Rischia il rinvio a giudizio il 25enne albanese che aggredì il parroco di Fisciano. Don Antonio fu colpito con calci e pugni e poi chiuso nella sagrestia di Sant’Anna

FISCIANO. Rischia il processo il rapinatore albanese Jakimi Ardit, 25enne accusato del pestaggio a scopo di rapina del parroco di Fisciano, don Antonio Pisani.

Era il dicembre 2015 quando il malvivente, recentemente condannato per un episodio analogo in concorso con un altro complice, entrò in azione. Il sacerdote venne aggredito e brutalmente malmenato, legato con un nastro adesivo ad una sedia per essere messo in condizioni di non nuocere, e infine fu chiuso nel bagno della sacrestia.

Le indagini dei carabinieri del Nucleo Investigativo di Salerno individuarono il malfattore lavorando con strumenti tecnici e verifiche investigative, per poi notificargli un’ordinanza di arresto nel carcere di Poggioreale di Napoli, dove era già ristretto per un altro colpo analogo.

L’arancia meccanica scattò la sera del 19 dicembre 2015, quando il sacerdote venne sorpreso dai due rapinatori incappucciati e armati subito dopo essere uscito dalla canonica della chiesa di Sant’Anna dove si era recato per riavviare la caldaia. Travolto da una scarica di calci e pugni, il prete fu minacciato da due uomini con una pistola e un cacciavite, affinché rivelasse dove custodiva il denaro della chiesa. Una volta presi i soldi, i due banditi chiusero il prelato nel bagno della sacrestia, facendo razzia di ogni oggetto di valore. Il parroco riuscì a liberarsi solo dopo alcune ore, con l’aiuto di un fedele passato in chiesta. La pistola, una calibro 6,35 con cinque colpi, venne trovata dai carabinieri nella canonica, primo elemento da cui partire per le indagini, arrivate infine ad individuare solo uno dei due esecutori, Jakimi Ardit, il quale comparirà davanti al gip del tribunale di Nocera Inferiore, Giovanna Pacifico, il prossimo 31 maggio.
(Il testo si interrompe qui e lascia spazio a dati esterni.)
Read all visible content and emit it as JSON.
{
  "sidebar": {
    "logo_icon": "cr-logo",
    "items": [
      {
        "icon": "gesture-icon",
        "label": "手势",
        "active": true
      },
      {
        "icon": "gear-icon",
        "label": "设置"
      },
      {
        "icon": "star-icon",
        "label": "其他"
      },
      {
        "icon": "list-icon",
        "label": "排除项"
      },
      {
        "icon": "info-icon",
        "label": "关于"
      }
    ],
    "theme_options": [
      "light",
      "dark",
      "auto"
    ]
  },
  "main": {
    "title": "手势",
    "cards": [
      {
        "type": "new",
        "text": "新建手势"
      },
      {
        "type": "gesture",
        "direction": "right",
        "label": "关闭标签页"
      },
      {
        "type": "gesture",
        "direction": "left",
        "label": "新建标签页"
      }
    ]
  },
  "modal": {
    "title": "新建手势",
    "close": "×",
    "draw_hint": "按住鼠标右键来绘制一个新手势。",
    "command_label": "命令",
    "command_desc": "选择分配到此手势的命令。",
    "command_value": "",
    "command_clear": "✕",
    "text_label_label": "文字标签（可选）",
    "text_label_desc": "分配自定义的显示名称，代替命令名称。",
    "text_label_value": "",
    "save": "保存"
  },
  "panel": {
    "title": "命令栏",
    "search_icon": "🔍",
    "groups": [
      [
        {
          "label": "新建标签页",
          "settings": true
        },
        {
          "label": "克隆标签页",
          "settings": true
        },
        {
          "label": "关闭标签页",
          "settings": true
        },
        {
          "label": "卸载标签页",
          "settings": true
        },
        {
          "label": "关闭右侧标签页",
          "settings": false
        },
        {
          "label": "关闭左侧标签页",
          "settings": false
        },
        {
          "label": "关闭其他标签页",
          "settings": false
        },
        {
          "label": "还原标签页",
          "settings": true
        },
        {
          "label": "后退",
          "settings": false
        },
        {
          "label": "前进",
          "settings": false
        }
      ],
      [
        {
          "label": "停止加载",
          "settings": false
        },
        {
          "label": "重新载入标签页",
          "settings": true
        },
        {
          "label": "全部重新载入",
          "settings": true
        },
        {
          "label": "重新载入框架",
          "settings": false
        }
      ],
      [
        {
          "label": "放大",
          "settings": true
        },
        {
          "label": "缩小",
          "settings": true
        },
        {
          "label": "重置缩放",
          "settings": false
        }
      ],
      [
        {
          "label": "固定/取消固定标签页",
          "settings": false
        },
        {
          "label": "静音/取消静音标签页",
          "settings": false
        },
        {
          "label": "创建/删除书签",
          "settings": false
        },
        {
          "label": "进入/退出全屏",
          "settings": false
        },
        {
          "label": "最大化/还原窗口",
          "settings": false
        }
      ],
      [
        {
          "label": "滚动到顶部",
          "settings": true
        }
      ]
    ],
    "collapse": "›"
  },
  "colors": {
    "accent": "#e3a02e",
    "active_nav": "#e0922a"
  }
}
La procura lo ritiene responsabile del colpo in chiesa, avendogli contestato la rapina aggravata, lesioni personali, sequestro di persona, detenzione illegale di armi da sparo e oggetti atti ad offendere. Il sacerdote, brutalmente malmenato, legato con un nastro adesivo a una sedia e poi chiuso nel bagno, nonostante tutto se la cavò: solitamente la banda armata con cui “collaborava” il reo eseguiva colpi molto più sanguinari e violenti, terrorizzando le incolpevoli vittime.